Dialogue National ASADHO appelle à un dialogue inclusif, sans partage du pouvoir ni impunité‎

L’Association africaine de défense des droits de l’Homme (ASADHO) a pris acte des formalités annoncées par le président de la République, Félix-Antoine Tshisekedi Tshilombo, en vue de l’organisation d’un dialogue pour la paix, la cohésion et la refondation de la nation.

Dans un communiqué publié le 28 août à Kinshasa, l’organisation de défense des droits humains appelle à un processus véritablement inclusif, centré sur les intérêts des citoyens et exempt de toute logique de partage du pouvoir ou d’impunité.

‎L’ASADHO affirme que plusieurs principes évoqués par le chef de l’État lors de son adresse au peuple congolais, le 27 août 2026, rejoignent des positions qu’elle défend depuis sa création en 1991.
‎Au premier rang de ces principes figure la question du partage du pouvoir. Pour l’organisation, le dialogue ne doit pas devenir un cadre de négociations destiné à redistribuer les responsabilités politiques entre différentes forces en présence.
‎« Le pouvoir s’acquiert par les élections et non par des conciliabules politiques », soutient l’ASADHO, qui rappelle également que le président Félix Tshisekedi doit achever son mandat conformément à la Constitution et quitter ses fonctions en 2028.

‎L’organisation insiste également sur la nécessité de placer les citoyens au cœur du processus. Elle considère que l’organisation de dialogues au niveau provincial pourrait permettre une participation plus large de la population aux débats et aux décisions concernant l’avenir du pays.

‎Pour l’ASADHO, la participation citoyenne constitue un élément essentiel de la vitalité démocratique. Elle met toutefois en garde contre toute initiative qui donnerait l’impression d’un dialogue exclusivement dominé par les forces politiques proches du pouvoir. L’organisation demande ainsi que les personnalités critiques du régime, tant au sein de l’opposition politique que de la société civile, soient associées au processus.
« On doit éviter que le dialogue se transforme en un congrès de l’Union sacrée de la Nation », prévient-elle.

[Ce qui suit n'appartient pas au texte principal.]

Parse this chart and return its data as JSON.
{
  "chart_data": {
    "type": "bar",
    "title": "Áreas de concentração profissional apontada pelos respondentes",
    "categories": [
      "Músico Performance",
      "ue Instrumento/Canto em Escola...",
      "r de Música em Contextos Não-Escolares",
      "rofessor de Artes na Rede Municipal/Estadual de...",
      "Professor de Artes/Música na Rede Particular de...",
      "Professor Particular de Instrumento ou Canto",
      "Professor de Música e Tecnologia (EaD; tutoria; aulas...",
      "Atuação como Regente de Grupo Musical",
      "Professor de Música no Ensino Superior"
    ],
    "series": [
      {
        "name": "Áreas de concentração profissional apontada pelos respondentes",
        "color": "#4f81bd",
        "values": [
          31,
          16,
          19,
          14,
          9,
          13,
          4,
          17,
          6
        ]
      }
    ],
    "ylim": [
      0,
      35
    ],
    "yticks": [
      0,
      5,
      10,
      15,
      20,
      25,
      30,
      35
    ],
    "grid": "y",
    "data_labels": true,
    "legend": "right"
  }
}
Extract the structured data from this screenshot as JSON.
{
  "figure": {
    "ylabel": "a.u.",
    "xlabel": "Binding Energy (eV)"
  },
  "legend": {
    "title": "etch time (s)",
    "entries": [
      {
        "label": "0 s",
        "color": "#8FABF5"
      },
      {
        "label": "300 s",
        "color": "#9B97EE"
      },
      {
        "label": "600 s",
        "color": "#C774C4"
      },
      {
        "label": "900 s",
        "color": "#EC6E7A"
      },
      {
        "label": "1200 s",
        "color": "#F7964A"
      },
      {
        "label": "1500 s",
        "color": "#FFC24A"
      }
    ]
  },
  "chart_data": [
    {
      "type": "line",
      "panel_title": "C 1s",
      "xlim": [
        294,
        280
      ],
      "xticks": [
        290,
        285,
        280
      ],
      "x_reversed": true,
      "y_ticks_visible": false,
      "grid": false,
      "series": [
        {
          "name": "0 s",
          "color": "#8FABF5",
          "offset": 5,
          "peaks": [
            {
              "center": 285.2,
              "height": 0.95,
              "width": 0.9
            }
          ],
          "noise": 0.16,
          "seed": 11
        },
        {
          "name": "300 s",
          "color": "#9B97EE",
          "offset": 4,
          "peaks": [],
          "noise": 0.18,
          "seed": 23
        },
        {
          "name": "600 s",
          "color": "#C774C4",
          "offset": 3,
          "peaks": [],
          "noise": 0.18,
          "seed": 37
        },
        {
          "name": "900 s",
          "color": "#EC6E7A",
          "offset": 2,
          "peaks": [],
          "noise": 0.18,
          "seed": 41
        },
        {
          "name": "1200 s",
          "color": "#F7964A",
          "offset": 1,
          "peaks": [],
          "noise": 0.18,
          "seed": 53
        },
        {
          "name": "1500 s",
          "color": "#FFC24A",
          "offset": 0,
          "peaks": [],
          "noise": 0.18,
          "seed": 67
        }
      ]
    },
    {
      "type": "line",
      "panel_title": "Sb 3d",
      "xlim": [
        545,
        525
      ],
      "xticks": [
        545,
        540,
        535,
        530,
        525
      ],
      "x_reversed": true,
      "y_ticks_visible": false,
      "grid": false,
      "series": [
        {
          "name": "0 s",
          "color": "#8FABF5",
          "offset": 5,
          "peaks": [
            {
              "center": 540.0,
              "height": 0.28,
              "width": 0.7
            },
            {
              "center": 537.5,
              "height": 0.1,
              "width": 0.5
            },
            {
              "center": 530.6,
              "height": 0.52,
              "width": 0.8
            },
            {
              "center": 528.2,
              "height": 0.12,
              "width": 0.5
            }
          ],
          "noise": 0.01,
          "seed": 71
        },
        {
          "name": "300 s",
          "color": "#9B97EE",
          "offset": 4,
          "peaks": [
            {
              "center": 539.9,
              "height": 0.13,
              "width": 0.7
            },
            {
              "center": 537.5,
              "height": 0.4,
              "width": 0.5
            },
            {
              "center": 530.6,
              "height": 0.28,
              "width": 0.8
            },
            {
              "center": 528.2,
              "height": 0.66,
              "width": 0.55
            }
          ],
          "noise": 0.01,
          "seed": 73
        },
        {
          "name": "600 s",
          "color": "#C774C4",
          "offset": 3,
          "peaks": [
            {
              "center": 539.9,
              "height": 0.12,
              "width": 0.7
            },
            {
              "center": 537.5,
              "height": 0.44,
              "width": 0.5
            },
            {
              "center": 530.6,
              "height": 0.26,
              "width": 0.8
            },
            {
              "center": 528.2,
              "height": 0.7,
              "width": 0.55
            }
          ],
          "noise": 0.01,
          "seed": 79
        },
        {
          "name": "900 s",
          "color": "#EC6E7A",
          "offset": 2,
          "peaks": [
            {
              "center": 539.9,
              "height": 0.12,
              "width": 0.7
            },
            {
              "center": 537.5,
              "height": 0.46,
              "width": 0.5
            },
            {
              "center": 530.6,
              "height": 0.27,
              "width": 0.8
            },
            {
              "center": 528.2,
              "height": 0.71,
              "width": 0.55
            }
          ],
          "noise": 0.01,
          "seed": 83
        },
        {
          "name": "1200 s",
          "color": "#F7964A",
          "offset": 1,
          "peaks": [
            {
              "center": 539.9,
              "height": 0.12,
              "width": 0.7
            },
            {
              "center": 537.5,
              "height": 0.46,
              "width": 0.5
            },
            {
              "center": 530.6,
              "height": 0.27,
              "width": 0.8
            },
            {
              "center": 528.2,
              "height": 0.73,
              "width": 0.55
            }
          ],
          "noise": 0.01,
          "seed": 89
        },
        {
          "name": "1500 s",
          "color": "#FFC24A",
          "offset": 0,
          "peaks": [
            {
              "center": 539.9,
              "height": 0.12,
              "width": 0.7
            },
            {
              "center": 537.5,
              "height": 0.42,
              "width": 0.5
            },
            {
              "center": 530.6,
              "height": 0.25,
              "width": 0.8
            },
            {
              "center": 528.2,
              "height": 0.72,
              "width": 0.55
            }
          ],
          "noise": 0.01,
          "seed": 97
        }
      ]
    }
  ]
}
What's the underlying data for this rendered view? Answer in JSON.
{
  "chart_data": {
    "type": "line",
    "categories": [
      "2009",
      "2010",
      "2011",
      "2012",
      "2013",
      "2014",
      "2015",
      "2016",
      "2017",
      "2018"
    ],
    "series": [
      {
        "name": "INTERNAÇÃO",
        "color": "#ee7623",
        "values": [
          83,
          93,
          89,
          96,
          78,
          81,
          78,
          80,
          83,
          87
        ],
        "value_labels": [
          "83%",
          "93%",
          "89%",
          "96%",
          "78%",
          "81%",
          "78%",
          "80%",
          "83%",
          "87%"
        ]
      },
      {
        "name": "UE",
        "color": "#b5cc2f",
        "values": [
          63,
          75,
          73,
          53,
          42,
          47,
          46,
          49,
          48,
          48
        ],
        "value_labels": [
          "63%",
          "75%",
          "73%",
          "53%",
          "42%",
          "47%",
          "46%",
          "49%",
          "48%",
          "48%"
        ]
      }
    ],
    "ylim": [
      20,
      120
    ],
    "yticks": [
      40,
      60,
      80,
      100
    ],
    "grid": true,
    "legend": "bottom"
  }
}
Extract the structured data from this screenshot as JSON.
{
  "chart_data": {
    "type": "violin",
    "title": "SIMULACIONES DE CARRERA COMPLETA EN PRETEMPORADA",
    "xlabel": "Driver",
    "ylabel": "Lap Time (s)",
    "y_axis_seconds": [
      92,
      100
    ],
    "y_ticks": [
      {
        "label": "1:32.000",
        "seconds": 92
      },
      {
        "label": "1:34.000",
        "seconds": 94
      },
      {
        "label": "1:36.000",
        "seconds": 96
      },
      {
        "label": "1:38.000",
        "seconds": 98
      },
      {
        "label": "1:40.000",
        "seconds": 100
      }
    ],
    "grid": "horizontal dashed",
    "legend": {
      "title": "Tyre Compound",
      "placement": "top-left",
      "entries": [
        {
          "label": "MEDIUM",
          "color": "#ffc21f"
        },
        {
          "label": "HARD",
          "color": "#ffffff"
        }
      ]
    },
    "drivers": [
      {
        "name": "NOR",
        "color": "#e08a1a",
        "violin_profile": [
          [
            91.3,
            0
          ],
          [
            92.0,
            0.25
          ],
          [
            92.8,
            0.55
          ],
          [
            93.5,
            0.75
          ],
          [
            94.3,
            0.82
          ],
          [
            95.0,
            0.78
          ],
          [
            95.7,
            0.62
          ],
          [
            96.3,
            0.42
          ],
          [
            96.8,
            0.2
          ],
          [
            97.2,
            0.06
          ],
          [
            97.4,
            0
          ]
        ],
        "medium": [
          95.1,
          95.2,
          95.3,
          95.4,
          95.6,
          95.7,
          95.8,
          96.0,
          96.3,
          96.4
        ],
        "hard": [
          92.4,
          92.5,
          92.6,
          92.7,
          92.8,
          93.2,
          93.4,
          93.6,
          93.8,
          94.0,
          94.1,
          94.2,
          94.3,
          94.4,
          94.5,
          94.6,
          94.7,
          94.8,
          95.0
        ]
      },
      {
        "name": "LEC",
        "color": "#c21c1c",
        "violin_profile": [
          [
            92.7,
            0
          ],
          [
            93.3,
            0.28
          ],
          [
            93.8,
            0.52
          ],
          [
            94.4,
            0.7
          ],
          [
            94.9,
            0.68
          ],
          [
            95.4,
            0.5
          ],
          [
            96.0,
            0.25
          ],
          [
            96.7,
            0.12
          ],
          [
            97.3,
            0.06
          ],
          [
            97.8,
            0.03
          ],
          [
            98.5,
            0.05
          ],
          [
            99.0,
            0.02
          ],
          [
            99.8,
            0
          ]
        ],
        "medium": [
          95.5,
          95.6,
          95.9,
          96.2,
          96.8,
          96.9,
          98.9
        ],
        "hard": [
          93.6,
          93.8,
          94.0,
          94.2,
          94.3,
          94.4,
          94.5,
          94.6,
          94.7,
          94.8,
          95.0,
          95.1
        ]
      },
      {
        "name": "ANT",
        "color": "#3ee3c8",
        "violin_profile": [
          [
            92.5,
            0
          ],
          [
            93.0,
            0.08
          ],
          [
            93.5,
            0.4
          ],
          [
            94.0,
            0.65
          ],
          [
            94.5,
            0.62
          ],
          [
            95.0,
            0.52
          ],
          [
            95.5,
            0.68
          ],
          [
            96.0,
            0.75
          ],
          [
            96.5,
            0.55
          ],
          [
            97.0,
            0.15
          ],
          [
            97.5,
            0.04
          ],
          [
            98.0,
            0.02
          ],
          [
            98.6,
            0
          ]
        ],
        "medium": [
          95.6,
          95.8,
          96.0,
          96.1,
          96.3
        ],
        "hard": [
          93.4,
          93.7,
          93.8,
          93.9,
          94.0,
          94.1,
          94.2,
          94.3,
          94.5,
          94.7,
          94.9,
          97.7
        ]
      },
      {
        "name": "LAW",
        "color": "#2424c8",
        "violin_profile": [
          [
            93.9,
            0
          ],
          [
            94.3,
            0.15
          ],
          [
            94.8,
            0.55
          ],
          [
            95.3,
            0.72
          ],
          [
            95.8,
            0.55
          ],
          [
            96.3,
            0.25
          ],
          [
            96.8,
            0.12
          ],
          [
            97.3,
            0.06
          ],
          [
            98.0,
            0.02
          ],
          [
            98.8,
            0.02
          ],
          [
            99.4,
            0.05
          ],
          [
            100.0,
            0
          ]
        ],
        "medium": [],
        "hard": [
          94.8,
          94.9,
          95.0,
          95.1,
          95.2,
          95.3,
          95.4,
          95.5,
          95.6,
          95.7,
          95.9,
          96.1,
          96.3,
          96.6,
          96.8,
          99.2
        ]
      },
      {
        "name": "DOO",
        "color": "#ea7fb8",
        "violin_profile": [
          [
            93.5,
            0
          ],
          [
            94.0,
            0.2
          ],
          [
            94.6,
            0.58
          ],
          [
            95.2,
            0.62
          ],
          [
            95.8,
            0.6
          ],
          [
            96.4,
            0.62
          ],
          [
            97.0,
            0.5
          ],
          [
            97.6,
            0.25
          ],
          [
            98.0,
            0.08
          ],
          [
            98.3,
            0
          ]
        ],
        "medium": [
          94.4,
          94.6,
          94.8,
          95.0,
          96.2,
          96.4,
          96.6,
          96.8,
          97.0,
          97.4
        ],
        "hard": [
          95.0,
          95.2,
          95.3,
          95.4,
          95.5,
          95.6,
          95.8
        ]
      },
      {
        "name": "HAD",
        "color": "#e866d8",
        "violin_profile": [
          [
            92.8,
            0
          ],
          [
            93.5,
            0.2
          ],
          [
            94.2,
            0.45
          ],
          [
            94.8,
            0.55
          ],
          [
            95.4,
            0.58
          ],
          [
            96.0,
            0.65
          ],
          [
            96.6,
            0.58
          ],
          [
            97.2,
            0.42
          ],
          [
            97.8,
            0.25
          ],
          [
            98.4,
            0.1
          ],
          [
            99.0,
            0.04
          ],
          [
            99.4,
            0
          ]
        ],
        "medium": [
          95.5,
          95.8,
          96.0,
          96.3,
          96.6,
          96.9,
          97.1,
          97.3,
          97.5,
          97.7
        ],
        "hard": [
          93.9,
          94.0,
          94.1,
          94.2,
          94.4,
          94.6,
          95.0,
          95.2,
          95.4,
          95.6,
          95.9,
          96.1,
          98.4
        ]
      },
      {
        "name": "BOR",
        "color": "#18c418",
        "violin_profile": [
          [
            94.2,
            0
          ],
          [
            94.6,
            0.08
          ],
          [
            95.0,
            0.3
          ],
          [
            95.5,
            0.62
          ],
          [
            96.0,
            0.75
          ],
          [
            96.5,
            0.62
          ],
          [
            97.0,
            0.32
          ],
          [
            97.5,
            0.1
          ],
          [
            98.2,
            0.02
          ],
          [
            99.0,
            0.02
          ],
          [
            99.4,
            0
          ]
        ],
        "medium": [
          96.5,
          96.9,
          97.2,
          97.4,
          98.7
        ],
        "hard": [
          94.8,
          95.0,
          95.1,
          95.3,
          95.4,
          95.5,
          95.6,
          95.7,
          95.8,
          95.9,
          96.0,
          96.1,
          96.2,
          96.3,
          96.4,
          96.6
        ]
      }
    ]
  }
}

‎La question de l’impunité occupe également une place importante dans les préoccupations exprimées par l’organisation de défense des droits humains. L’ASADHO affirme avoir toujours milité pour que les auteurs de crimes graves répondent de leurs actes et estime que le futur dialogue ne devrait pas servir de mécanisme de réhabilitation politique.
‎Elle demande que toutes les personnes ayant commis des crimes graves contre les Congolais soient écartées du processus, quelle que soit leur appartenance politique ou leur position au sein des institutions.

‎L’ASADHO appelle par ailleurs à l’adoption de mesures de confiance pour permettre aux Congolais vivant en exil, en raison de menaces ou d’intimidations qu’elle attribue notamment aux autorités ou aux services de renseignements, de participer au dialogue dans des conditions de sécurité.Elle réclame également la participation, en hommes libres, des personnes détenues en raison de leurs opinions politiques.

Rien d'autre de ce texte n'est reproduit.